The free individual counseling services are provided by professional counselors, who are qualified to help, Conrad said.

"Because services are free, they might equate that with low quality, but it's just like anywhere else, we just happen to be nonprofit," Conrad said.

On the 10-person staff, there is also a client services coordinator who assists with case management and advocacy, which incudes crime victim's compensation assistance, legal rights, housing assistance, food assistance, legal aid services, employment services and community healthcare services.

The education and outreach specialists on staff provide educational services at places such as elementary and secondary schools, 12-step program meetings and healthcare providers where they discuss topics such as sexual violence prevention, symptoms of sexual assault survivors, body safety, healthy relationships and consent.

"The curriculum is tailored to the audience," Conrad said. "For example, for kids, we teach the real names of body parts and which adults to trust."

Funding for the nonprofit comes mostly from government grants such as VOCA (Victims of Crime Act) and VAWA (Violence Against Women Act), which is why SARC needs the support of the community because if any of that support goes away, SARC would be facing major challenges, Conrad said.

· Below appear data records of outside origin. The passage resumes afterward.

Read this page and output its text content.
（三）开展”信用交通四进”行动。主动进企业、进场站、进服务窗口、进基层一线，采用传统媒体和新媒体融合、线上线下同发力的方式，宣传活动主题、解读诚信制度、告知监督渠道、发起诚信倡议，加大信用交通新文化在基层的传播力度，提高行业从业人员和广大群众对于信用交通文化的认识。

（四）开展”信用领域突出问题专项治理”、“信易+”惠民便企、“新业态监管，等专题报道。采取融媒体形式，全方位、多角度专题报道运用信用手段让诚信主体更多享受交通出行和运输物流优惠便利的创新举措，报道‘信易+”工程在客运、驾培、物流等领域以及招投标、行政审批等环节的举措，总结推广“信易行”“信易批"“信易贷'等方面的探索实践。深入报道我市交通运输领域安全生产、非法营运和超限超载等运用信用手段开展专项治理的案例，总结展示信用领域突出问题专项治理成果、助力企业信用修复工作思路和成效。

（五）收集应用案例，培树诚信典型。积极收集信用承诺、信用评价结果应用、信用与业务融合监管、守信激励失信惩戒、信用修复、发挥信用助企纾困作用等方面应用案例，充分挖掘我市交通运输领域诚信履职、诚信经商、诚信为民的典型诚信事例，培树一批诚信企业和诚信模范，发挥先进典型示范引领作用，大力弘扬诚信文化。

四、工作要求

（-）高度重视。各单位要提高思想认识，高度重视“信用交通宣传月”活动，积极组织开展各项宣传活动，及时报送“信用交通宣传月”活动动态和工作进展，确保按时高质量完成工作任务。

There is an annual fundraiser, which shifted to a more formal event, "An Evening Under the Stars," for the first time this past October that features dancing, dinner and auctions.

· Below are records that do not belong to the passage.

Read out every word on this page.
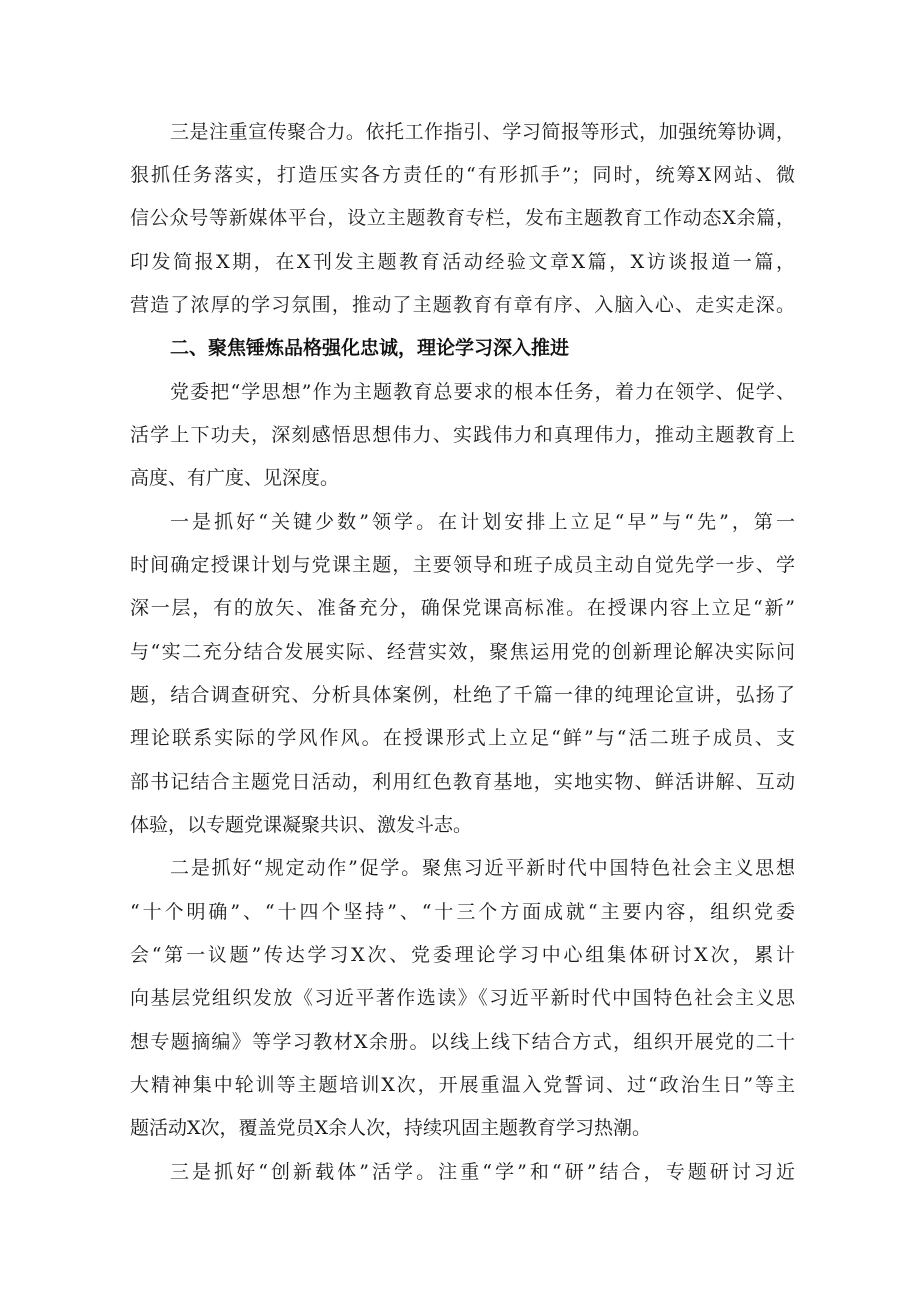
三是注重宣传聚合力。依托工作指引、学习简报等形式，加强统筹协调，
狠抓任务落实，打造压实各方责任的“有形抓手”；同时，统筹X网站、微
信公众号等新媒体平台，设立主题教育专栏，发布主题教育工作动态X余篇，
印发简报X期，在X刊发主题教育活动经验文章X篇，X访谈报道一篇，
营造了浓厚的学习氛围，推动了主题教育有章有序、入脑入心、走实走深。
二、聚焦锤炼品格强化忠诚，理论学习深入推进
党委把“学思想”作为主题教育总要求的根本任务，着力在领学、促学、
活学上下功夫，深刻感悟思想伟力、实践伟力和真理伟力，推动主题教育上
高度、有广度、见深度。
一是抓好“关键少数”领学。在计划安排上立足“早”与“先”，第一
时间确定授课计划与党课主题，主要领导和班子成员主动自觉先学一步、学
深一层，有的放矢、准备充分，确保党课高标准。在授课内容上立足“新”
与“实二充分结合发展实际、经营实效，聚焦运用党的创新理论解决实际问
题，结合调查研究、分析具体案例，杜绝了千篇一律的纯理论宣讲，弘扬了
理论联系实际的学风作风。在授课形式上立足“鲜”与“活二班子成员、支
部书记结合主题党日活动，利用红色教育基地，实地实物、鲜活讲解、互动
体验，以专题党课凝聚共识、激发斗志。
二是抓好“规定动作”促学。聚焦习近平新时代中国特色社会主义思想
“十个明确”、“十四个坚持”、“十三个方面成就“主要内容，组织党委
会“第一议题”传达学习X次、党委理论学习中心组集体研讨X次，累计
向基层党组织发放《习近平著作选读》《习近平新时代中国特色社会主义思
想专题摘编》等学习教材X余册。以线上线下结合方式，组织开展党的二十
大精神集中轮训等主题培训X次，开展重温入党誓词、过“政治生日”等主
题活动X次，覆盖党员X余人次，持续巩固主题教育学习热潮。
三是抓好“创新载体”活学。注重“学”和“研”结合，专题研讨习近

Support is also needed from volunteers.

"We are always looking for volunteers," Conrad said. "We have advocate training three times a year: spring semester, fall semester, and sometime in the summer. If people are interested in that, call us. We also will take volunteers for the office."

Just simply raising awareness of the nonprofit is needed, Conrad said. That's how they get more volunteers, more people seeking services and more financial support.  

"If any of this is sounding familiar to you, if anything you're reading is making an event come back, don't hesitate to reach out," Conrad said. "It doesn't make you weak; it makes you brave. There's people ready to help you, and you'll come out better for it."